The scope of this research is interdisciplinary and the results will contribute to scholarship in the fields of English, Historical, Humanities Computing, and Visual Communication Design. This study will focus on the roles of print culture in producing the concept of witch and witchcraft in Early Modern England. It will help researchers across the humanities to visualize the movement and evolution of Early English witchcraft - a distinctive, important, and often misunderstood phenomenon in European history. Taking a lead from the visualization projects done by the University of Virginia, this study will create visual meaning from a core group of texts published in Early Modern England between 1500-1700, written by a series of authors with competing agendas. Rather than strip-mining the texts for their hidden value, it will unfold them, letting the texts, as well as the researcher, create and recreate meaningful visual narratives.

This research will fulfill its objectives by addressing the following three interrelated questions:

  1. How can we trace the series of accusations, cross-accusations, relationships, and gossips which turned a restless baby in 1657 into a double execution in March 1662?

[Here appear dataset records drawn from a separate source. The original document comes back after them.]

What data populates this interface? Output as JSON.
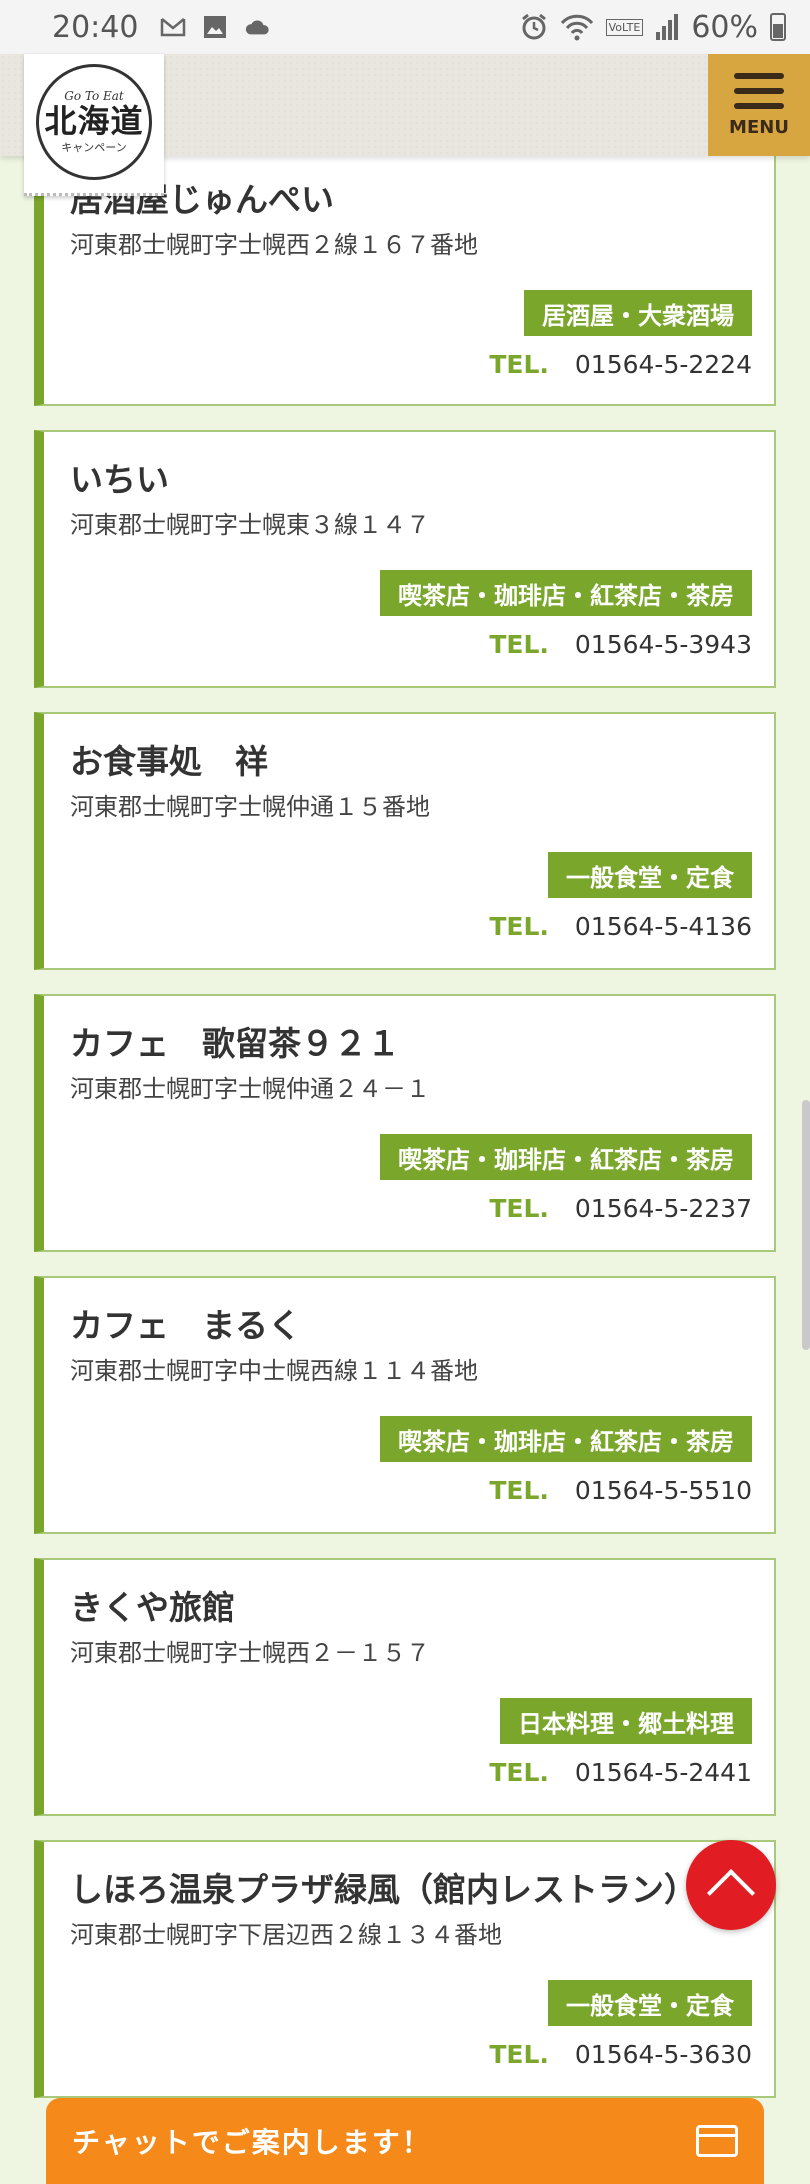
{
  "status_bar": {
    "time": "20:40",
    "battery": "60%",
    "icons": [
      "gmail-icon",
      "image-icon",
      "cloud-icon",
      "alarm-icon",
      "wifi-icon",
      "volte-icon",
      "signal-icon",
      "battery-icon"
    ],
    "volte": "VoLTE"
  },
  "header": {
    "logo_top": "Go To Eat",
    "logo_main": "北海道",
    "logo_bottom": "キャンペーン",
    "menu_label": "MENU"
  },
  "tel_label": "TEL.",
  "cards": [
    {
      "name": "居酒屋じゅんぺい",
      "address": "河東郡士幌町字士幌西２線１６７番地",
      "category": "居酒屋・大衆酒場",
      "tel": "01564-5-2224"
    },
    {
      "name": "いちい",
      "address": "河東郡士幌町字士幌東３線１４７",
      "category": "喫茶店・珈琲店・紅茶店・茶房",
      "tel": "01564-5-3943"
    },
    {
      "name": "お食事処　祥",
      "address": "河東郡士幌町字士幌仲通１５番地",
      "category": "一般食堂・定食",
      "tel": "01564-5-4136"
    },
    {
      "name": "カフェ　歌留茶９２１",
      "address": "河東郡士幌町字士幌仲通２４－１",
      "category": "喫茶店・珈琲店・紅茶店・茶房",
      "tel": "01564-5-2237"
    },
    {
      "name": "カフェ　まるく",
      "address": "河東郡士幌町字中士幌西線１１４番地",
      "category": "喫茶店・珈琲店・紅茶店・茶房",
      "tel": "01564-5-5510"
    },
    {
      "name": "きくや旅館",
      "address": "河東郡士幌町字士幌西２－１５７",
      "category": "日本料理・郷土料理",
      "tel": "01564-5-2441"
    },
    {
      "name": "しほろ温泉プラザ緑風（館内レストラン）",
      "address": "河東郡士幌町字下居辺西２線１３４番地",
      "category": "一般食堂・定食",
      "tel": "01564-5-3630"
    }
  ],
  "chat": {
    "text": "チャットでご案内します！"
  }
}
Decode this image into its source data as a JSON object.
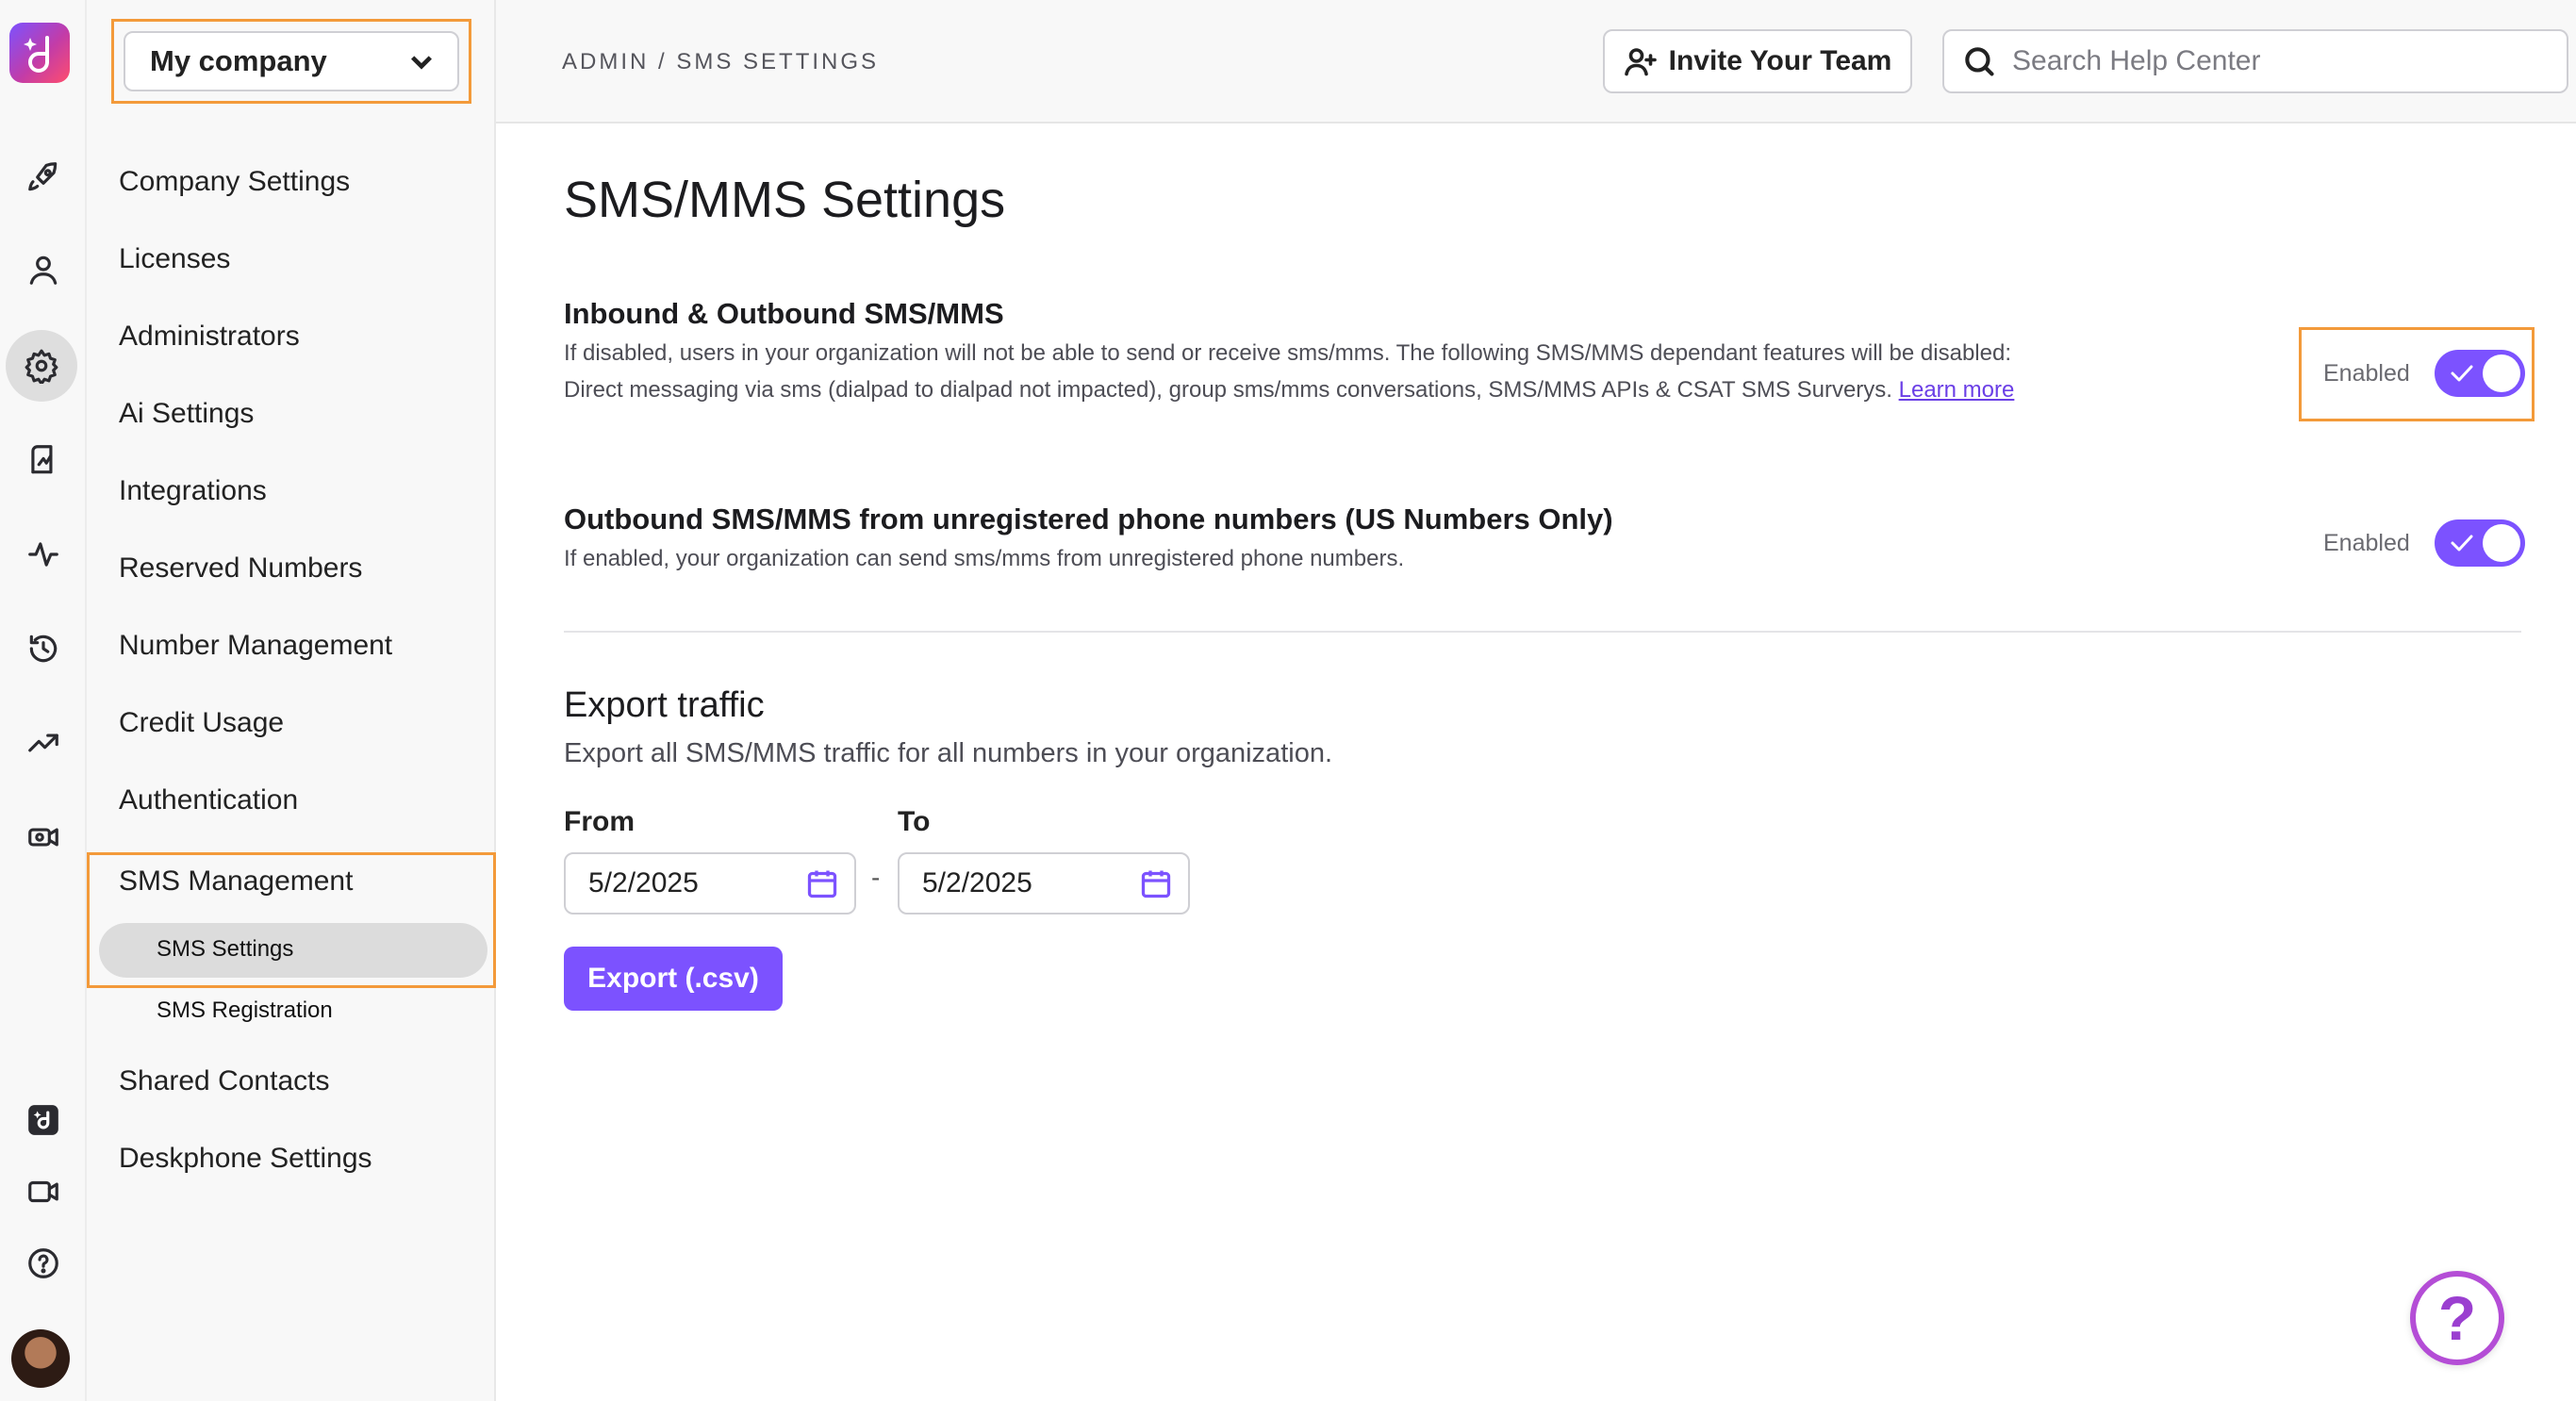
{
  "colors": {
    "accent": "#7c52ff",
    "highlight": "#f39a3a"
  },
  "rail": {
    "icons": [
      "dialpad-logo-icon",
      "rocket-icon",
      "user-icon",
      "gear-icon",
      "analytics-book-icon",
      "pulse-icon",
      "history-icon",
      "trend-icon",
      "video-settings-icon",
      "dialpad-app-icon",
      "video-camera-icon",
      "help-circle-icon",
      "avatar"
    ]
  },
  "sidebar": {
    "company": "My company",
    "items": [
      {
        "label": "Company Settings"
      },
      {
        "label": "Licenses"
      },
      {
        "label": "Administrators"
      },
      {
        "label": "Ai Settings"
      },
      {
        "label": "Integrations"
      },
      {
        "label": "Reserved Numbers"
      },
      {
        "label": "Number Management"
      },
      {
        "label": "Credit Usage"
      },
      {
        "label": "Authentication"
      },
      {
        "label": "SMS Management"
      },
      {
        "label": "Shared Contacts"
      },
      {
        "label": "Deskphone Settings"
      }
    ],
    "sms_sub": [
      {
        "label": "SMS Settings"
      },
      {
        "label": "SMS Registration"
      }
    ]
  },
  "topbar": {
    "breadcrumb": "ADMIN / SMS SETTINGS",
    "invite_label": "Invite Your Team",
    "search_placeholder": "Search Help Center"
  },
  "main": {
    "title": "SMS/MMS Settings",
    "settings": [
      {
        "title": "Inbound & Outbound SMS/MMS",
        "desc": "If disabled, users in your organization will not be able to send or receive sms/mms. The following SMS/MMS dependant features will be disabled: Direct messaging via sms (dialpad to dialpad not impacted), group sms/mms conversations, SMS/MMS APIs & CSAT SMS Surverys.",
        "link": "Learn more",
        "status": "Enabled",
        "enabled": true
      },
      {
        "title": "Outbound SMS/MMS from unregistered phone numbers (US Numbers Only)",
        "desc": "If enabled, your organization can send sms/mms from unregistered phone numbers.",
        "status": "Enabled",
        "enabled": true
      }
    ],
    "export": {
      "title": "Export traffic",
      "desc": "Export all SMS/MMS traffic for all numbers in your organization.",
      "from_label": "From",
      "to_label": "To",
      "from_value": "5/2/2025",
      "to_value": "5/2/2025",
      "separator": "-",
      "button": "Export (.csv)"
    }
  },
  "help_fab": "?"
}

How can we trace the movement of accusations? In the case of the Lowestoft witches, the suspicions against Amy Denny began in March of 1657 with the illness of Dorothy Durrant's son. In 1659, Elizabeth Durrant dies of maleficium. In November 1661 Samuel Pacy's daughters identify Denny and a mystery witch as those responsible for their bewitching. By the end of November, Cullender is recognized by the community as a witch. By February 1662, Cullender is accused of working alone to hurt Susan Chandler. The dizzying series of cross accusations in the community of Lowestoft provide a network where accusation could spread, and multiply. In tracing and mapping multiple accusations across a community, we can not only see how ideas about power proliferated, but also the real way that the same concepts changed lives, one pin-vomiting fit at a time. Black and MacDonald argue that GIS gives the ability to query multiple attribute databases to look for trends and changes over time and pose complex queries for one or more locations, something that is "fundamental to a comprehensive understanding of the interrelationships of print culture factors and elements in the socioeconomic environment" (2000). The use of GIS in this project will create a visual framework for illustrating how witchcraft accusations moved across towns. Moreover, in combing the publication data, one will be able to see how those accusations were affected by the press and the effect the press had on influencing more accusations.

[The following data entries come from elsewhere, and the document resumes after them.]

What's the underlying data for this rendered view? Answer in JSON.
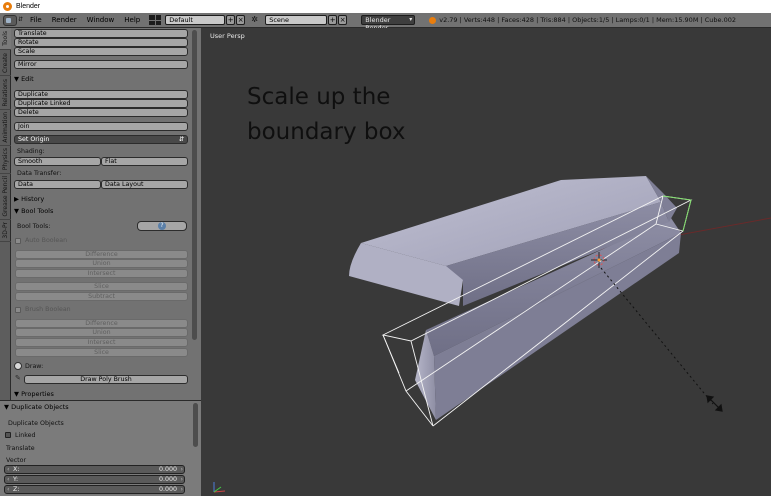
{
  "window": {
    "title": "Blender"
  },
  "menu": [
    "File",
    "Render",
    "Window",
    "Help"
  ],
  "header": {
    "screen_layout": "Default",
    "scene": "Scene",
    "render_engine": "Blender Render",
    "stats": "v2.79 | Verts:448 | Faces:428 | Tris:884 | Objects:1/5 | Lamps:0/1 | Mem:15.90M | Cube.002"
  },
  "tabs": [
    "Tools",
    "Create",
    "Relations",
    "Animation",
    "Physics",
    "Grease Pencil",
    "3D-Pr"
  ],
  "tool_shelf": {
    "transform_buttons": [
      "Translate",
      "Rotate",
      "Scale"
    ],
    "mirror": "Mirror",
    "edit_header": "Edit",
    "edit_buttons": [
      "Duplicate",
      "Duplicate Linked",
      "Delete"
    ],
    "join": "Join",
    "set_origin": "Set Origin",
    "shading_label": "Shading:",
    "shading_buttons": [
      "Smooth",
      "Flat"
    ],
    "data_transfer_label": "Data Transfer:",
    "data_transfer_buttons": [
      "Data",
      "Data Layout"
    ],
    "history_header": "History",
    "bool_tools_header": "Bool Tools",
    "bool_tools_label": "Bool Tools:",
    "auto_boolean_label": "Auto Boolean",
    "auto_boolean_ops": [
      "Difference",
      "Union",
      "Intersect",
      "Slice",
      "Subtract"
    ],
    "brush_boolean_label": "Brush Boolean",
    "brush_boolean_ops": [
      "Difference",
      "Union",
      "Intersect",
      "Slice"
    ],
    "draw_label": "Draw:",
    "draw_poly_brush": "Draw Poly Brush",
    "properties_header": "Properties"
  },
  "operator_panel": {
    "header": "Duplicate Objects",
    "op_label": "Duplicate Objects",
    "linked_label": "Linked",
    "translate_label": "Translate",
    "vector_label": "Vector",
    "vector": [
      {
        "axis": "X:",
        "value": "0.000"
      },
      {
        "axis": "Y:",
        "value": "0.000"
      },
      {
        "axis": "Z:",
        "value": "0.000"
      }
    ]
  },
  "viewport": {
    "label": "User Persp",
    "caption": "Scale up the boundary box"
  },
  "colors": {
    "panel_bg": "#727272",
    "viewport_bg": "#393939",
    "mesh": "#a3a3b8",
    "bbox_wire": "#ffffff",
    "accent_orange": "#e87d0d"
  },
  "icons": [
    "blender-logo-icon",
    "editor-type-icon",
    "screen-layout-icon",
    "scene-icon",
    "info-icon",
    "eye-icon",
    "pencil-icon",
    "checkbox-icon",
    "chevron-right-icon",
    "chevron-down-icon"
  ]
}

  1. How can we trace the various witch's familiars, which are supernatural creatures that will not even stay in the same shape?

The familiar is, for the most part, an animal spirit which does the English witch's black magical work, or maleficium, for her. It is through the familiar, rather than spell casting, that witches hurt their victims. How do we investigate the morphing familiar whose presence in the text is what publicly signifies a woman as a witch, but whose name, form, and use may change based on who owns it and what use they put it to? The first published witchcraft case is that of Mother Waterhouse and her familiar Sathan (1566). It creates a blueprint for the economics of the familiar which will continue to frame published cases to come. The use of GIS should help us visualize and trace temporal, spatial, and societal patterns of witches' familiars, enabling the visualization, manipulation, and analysis of "both the geographic and the attribute data to produce new information about the familiar (Black and MacDonald 515, Ottensmann 26).

  1. How can we reconcile the meaning of a witch's mark, which keeps moving across the body, has its meaning morph over time, and also mutates its owner?

Locating and exposing the hidden witch's mark was considered irrefutable proof that a woman was a witch. The trouble with witch's marks is that they changed. Like the familiar who sucked from them, their form and function morphed. The witch's mark began as a kind of invisible, insensible mark, morphed into a flea-bite of a sore, became an excrescence where a familiar would bite or suck, then became a kind of nipple which lactated unpurified blood. Over the next several publications that nipple moved into the witch's genitals. The mark also changed meaning - from a sign of power, to a way to renew a contract, to a means of placating a fiesty familiar, to a kind of sexual organ used to pleasure the beast and hurt its bearer. The database schema will include a wide variety of data including author, publishers, and kind of text. In querying the texts, one will be able not only to cross-reference spatial and temporal details, but also illustrate connections between the publication of details on the witch's mark and its arrival in subsequent texts.